Ohnehin nahm so mancher Wurstbräter jeden Menge Platz ein und lockte schon von weitem. Die Futterscheune überragte das klassische Bratwurstbüdchen um ein Vielfaches. Es galt sich von den über dreißig Anbietern abzuheben. Manchen gelang das mit Größe anderen mit bunten Farben. Jeder Aussteller hatte wiederum so viele Variationen, dass der Überblick schnell verloren ging. Eine gute Idee war das Drehrad. Hier wurde einem die Entscheidung durch Zufall abgenommen. Längst durchgesetzt hat sich auch der Mix-Teller, so dass man gleich mehrere Sorten kosten konnte. Ebenfalls bewährt hat sich der gemeinschaftliche Besuch des Currywurstfestivals.
„In erster Runde probiert jeder bei jedem und in zweiter Runde bestellt sich jeder seinen persönlichen Favoriten“, berichtete Claudine Grube, die mit ihren Arbeitskollegen zu den Stammgästen des Festivals gehört.

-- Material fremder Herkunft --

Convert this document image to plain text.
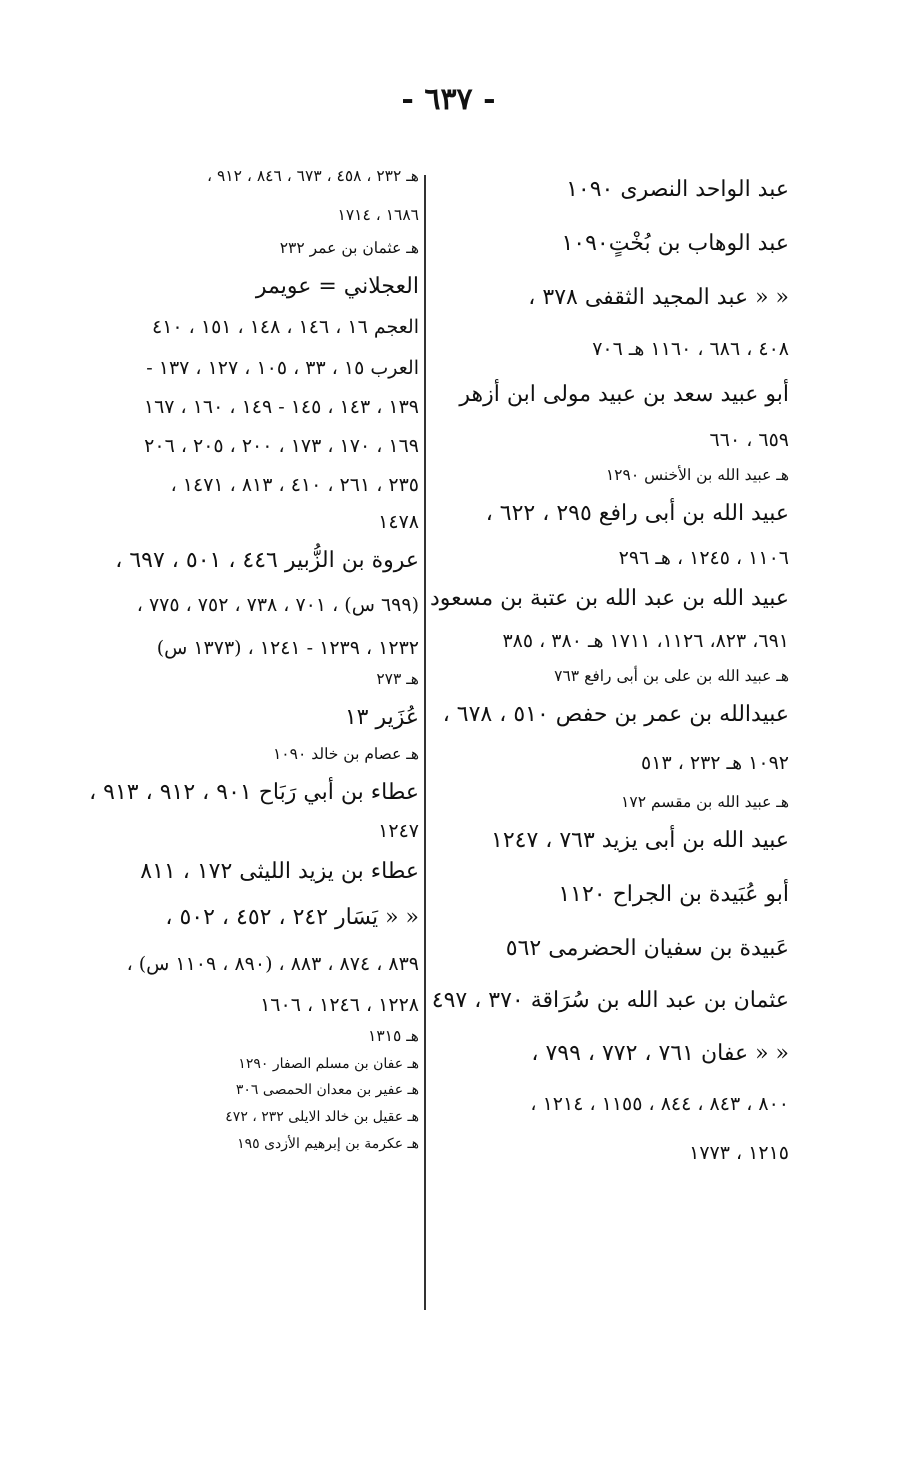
- ٦٣٧ -
عبد الواحد النصرى ١٠٩٠
عبد الوهاب بن بُخْتٍ١٠٩٠
« « عبد المجيد الثقفى ٣٧٨ ،
٤٠٨ ، ٦٨٦ ، ١١٦٠ هـ ٧٠٦
أبو عبيد سعد بن عبيد مولى ابن أزهر
٦٥٩ ، ٦٦٠
هـ عبيد الله بن الأخنس ١٢٩٠
عبيد الله بن أبى رافع ٢٩٥ ، ٦٢٢ ،
١١٠٦ ، ١٢٤٥ ، هـ ٢٩٦
عبيد الله بن عبد الله بن عتبة بن مسعود
٦٩١، ٨٢٣، ١١٢٦، ١٧١١ هـ ٣٨٠ ، ٣٨٥
هـ عبيد الله بن على بن أبى رافع ٧٦٣
عبيدالله بن عمر بن حفص ٥١٠ ، ٦٧٨ ،
١٠٩٢ هـ ٢٣٢ ، ٥١٣
هـ عبيد الله بن مقسم ١٧٢
عبيد الله بن أبى يزيد ٧٦٣ ، ١٢٤٧
أبو عُبَيدة بن الجراح ١١٢٠
عَبيدة بن سفيان الحضرمى ٥٦٢
عثمان بن عبد الله بن سُرَاقة ٣٧٠ ، ٤٩٧
« « عفان ٧٦١ ، ٧٧٢ ، ٧٩٩ ،
٨٠٠ ، ٨٤٣ ، ٨٤٤ ، ١١٥٥ ، ١٢١٤ ،
١٢١٥ ، ١٧٧٣
هـ ٢٣٢ ، ٤٥٨ ، ٦٧٣ ، ٨٤٦ ، ٩١٢ ،
١٦٨٦ ، ١٧١٤
هـ عثمان بن عمر ٢٣٢
العجلاني = عويمر
العجم ١٦ ، ١٤٦ ، ١٤٨ ، ١٥١ ، ٤١٠
العرب ١٥ ، ٣٣ ، ١٠٥ ، ١٢٧ ، ١٣٧ -
١٣٩ ، ١٤٣ ، ١٤٥ - ١٤٩ ، ١٦٠ ، ١٦٧
١٦٩ ، ١٧٠ ، ١٧٣ ، ٢٠٠ ، ٢٠٥ ، ٢٠٦
٢٣٥ ، ٢٦١ ، ٤١٠ ، ٨١٣ ، ١٤٧١ ،
١٤٧٨
عروة بن الزُّبير ٤٤٦ ، ٥٠١ ، ٦٩٧ ،
(٦٩٩ س) ، ٧٠١ ، ٧٣٨ ، ٧٥٢ ، ٧٧٥ ،
١٢٣٢ ، ١٢٣٩ - ١٢٤١ ، (١٣٧٣ س)
هـ ٢٧٣
عُزَير ١٣
هـ عصام بن خالد ١٠٩٠
عطاء بن أبي رَبَاح ٩٠١ ، ٩١٢ ، ٩١٣ ،
١٢٤٧
عطاء بن يزيد الليثى ١٧٢ ، ٨١١
« « يَسَار ٢٤٢ ، ٤٥٢ ، ٥٠٢ ،
٨٣٩ ، ٨٧٤ ، ٨٨٣ ، (٨٩٠ ، ١١٠٩ س) ،
١٢٢٨ ، ١٢٤٦ ، ١٦٠٦
هـ ١٣١٥
هـ عفان بن مسلم الصفار ١٢٩٠
هـ عفير بن معدان الحمصى ٣٠٦
هـ عقيل بن خالد الايلى ٢٣٢ ، ٤٧٢
هـ عكرمة بن إبرهيم الأزدى ١٩٥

Die Fressmeile bot wieder jede Menge Neues. Am bunten Foodtruck der Pfälzer Cyri Currywurst Manufaktur stand im „Line up“ die Pfälzer Saumagen Variante. Hubba-Bubba Currywurst gab es ebenso wie die Mandel-Pfefferminz Variante. Bodenständig las sich da schon die Riesling Currywurst an der Cochemer Ritterhütte.
„Hier dürfen Männer weinen“, titelte ein Imbiss augenzwinkernd. Gemeint war die Currywurst in Scoville, die das Allgemeinverständnis von scharf, um Lichtjahre übertrafen. Am Mondschein-Truck gab es sieben Schärfegrade. „Im letzten Jahr bin ich bis drei gekommen. Heute versuche ich mal die vier“, zeigte sich Franz Funk optimistisch. Trotz Würsten aus Schwein, Rind und bis hin zu Wild war auch an die Veganer gedacht. An mehreren Ständen gab es die fleischlose Currywurst. Beispielsweise auf Jackfruitbasis. Die Getränke servierte der Neuwieder Festausschuss und nutzte die Gelegenheit auf den Rosenmontagsumzug mit anschließender „after Zuch“ Party hinzuweisen.
Wer stattdessen lieber die Korken knallen ließ, ging zu ChocolART. Neben Schokobier- und Wein gab es sogar Schokosekt. Die 18 Ständen mit Süßem waren zwar übersichtlicher als nebenan. Die Auswahl fiel aber dennoch nicht leicht. Gut, dass die Anbieter großzügig mit Kostproben waren. Wie von der ChocolART Tournee gewohnt, waren einige Chocolatiers sogar extra aus Italien nach Neuwied gekommen. Neben Pralinen und Gebäck gab es bei ChocoMoments aus Pavia unzählige Schokocremes, darunter mit Chili, Lakritz oder Beeren. Verschiedene Handwerksmanufakturen präsentierten ihre Klassiker und neuesten Kreationen. Bei der Konditorei Pfeffer wanderten die selbst hergestellten Pralinen handverlesen ins Tütchen.
Aufwendig Schicht für Schicht aufgetragen lockte der Baumkuchen aus der Salzwedeler Baumkuchenherstellung. Bei Mallek's Gourmetträume gab es Nougat Provence und sizilianisches Cannelloni und Biscotti. Eine Liaison gingen Nougat und Marzipan bei Fudge Fusion ein. „Von Hand gegossen“, wie die Verkäuferin besicherte. Das Angebot süßer Leckereien war vielfältig. Am Stand neben den Macarons de Paris traf der Confi-Cup auf seine Fans. Verschiedene Früchte gab es mit drei unterschiedlichen Schokosoßen und Topics im Becher. Ob dampfende Bubble Waffeln oder frisch Churros mit Topics nach Belieben. Bei ChocolArt gab es auf die unterschiedlichsten Geschmäcker die passende Antwort.
FF
Mit ChocolART wurde das Currywurstfestival vor Jahren erweitert.
Internationale Anbieter waren mit ihren süßen Verführungen und Leckereien nach Neuwied gekommen.